Explicit representation of reactive interfaces as they evolve remains, however, a significant challenge for direct numerical simulation approaches. The level-set and the phase-field method have been successfully applied to dissolution–precipitation reactions in rather simple computational domains (Li et al. 2010; Xu and Meakin 2011). In these simulations, a single mineralogy is assumed. However, natural reactive systems are characterized by physical and mineralogical heterogeneity at a variety of different scales. As a result, reactive interfaces are often discontinuous and diffuse, e.g., Noiriel et al. (2009) and Deng et al. (2013). In multiscale problems, direct numerical simulation has typically been performed using continuum methods rather than strictly using pore-scale methods. In these methods, however, surface reactions (as well as transport processes) are not explicitly calculated at the interface and are upscaled from the pore scale. Upscaling of strongly coupled non-linear processes is not straightforward and the solution of macro- and micro-scale problems is coupled. Applying the same conceptual model for the reaction rate expression (e.g., Eqn. 8) at the pore scale and at the Darcy scale with averaged quantities is in general not warranted.

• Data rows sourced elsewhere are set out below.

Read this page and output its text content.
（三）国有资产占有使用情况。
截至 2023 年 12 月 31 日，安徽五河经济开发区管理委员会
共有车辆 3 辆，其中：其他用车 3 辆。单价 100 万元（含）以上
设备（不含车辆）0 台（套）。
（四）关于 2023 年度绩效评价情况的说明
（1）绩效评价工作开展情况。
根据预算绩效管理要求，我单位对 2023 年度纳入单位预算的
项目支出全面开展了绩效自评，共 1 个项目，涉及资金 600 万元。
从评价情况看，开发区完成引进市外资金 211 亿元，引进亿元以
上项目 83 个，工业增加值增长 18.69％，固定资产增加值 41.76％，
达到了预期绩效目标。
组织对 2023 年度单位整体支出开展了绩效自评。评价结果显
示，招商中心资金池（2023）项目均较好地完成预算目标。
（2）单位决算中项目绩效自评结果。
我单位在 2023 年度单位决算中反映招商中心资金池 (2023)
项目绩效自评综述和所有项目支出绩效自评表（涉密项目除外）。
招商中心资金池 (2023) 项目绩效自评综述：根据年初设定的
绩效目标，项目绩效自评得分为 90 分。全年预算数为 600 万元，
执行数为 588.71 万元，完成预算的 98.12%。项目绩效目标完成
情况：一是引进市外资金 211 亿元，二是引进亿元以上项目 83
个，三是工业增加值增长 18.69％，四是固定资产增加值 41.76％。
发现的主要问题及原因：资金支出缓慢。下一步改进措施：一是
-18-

In this context, pore-scale modeling has the potential to challenge the conceptual models that are routinely applied at the Darcy scale, in particular for heterogeneous reactions. To accomplish this objective, however, direct numerical simulation needs to be able to incorporate the physical and mineralogical heterogeneity of the subsurface environments at different scales that are captured by advanced characterization techniques, e.g., Landrot et al. (2012). Further, methods developed for the evolution of pore spaces, such as those of Li et al. (2010) and Xu and Meakin (2011), need to be applied to complex subsurface porous media, as characterized by these advanced techniques. It is ultimately the combination of new microscopic characterization, experimental, and modeling approaches that presents the opportunity to provide mechanistic explanations for many of the long-standing questions in geochemistry in porous media.
The author would like to thank Li Li and Carl Steefel for reviews of the manuscript. This material is based upon work supported as part of the Center for Nanoscale Control of Geologic CO2, an Energy Frontier Research Center funded by the U.S. Department of Energy, Office of Science, Office of Basic Energy Sciences under Award Number DE-AC02-05CH11231.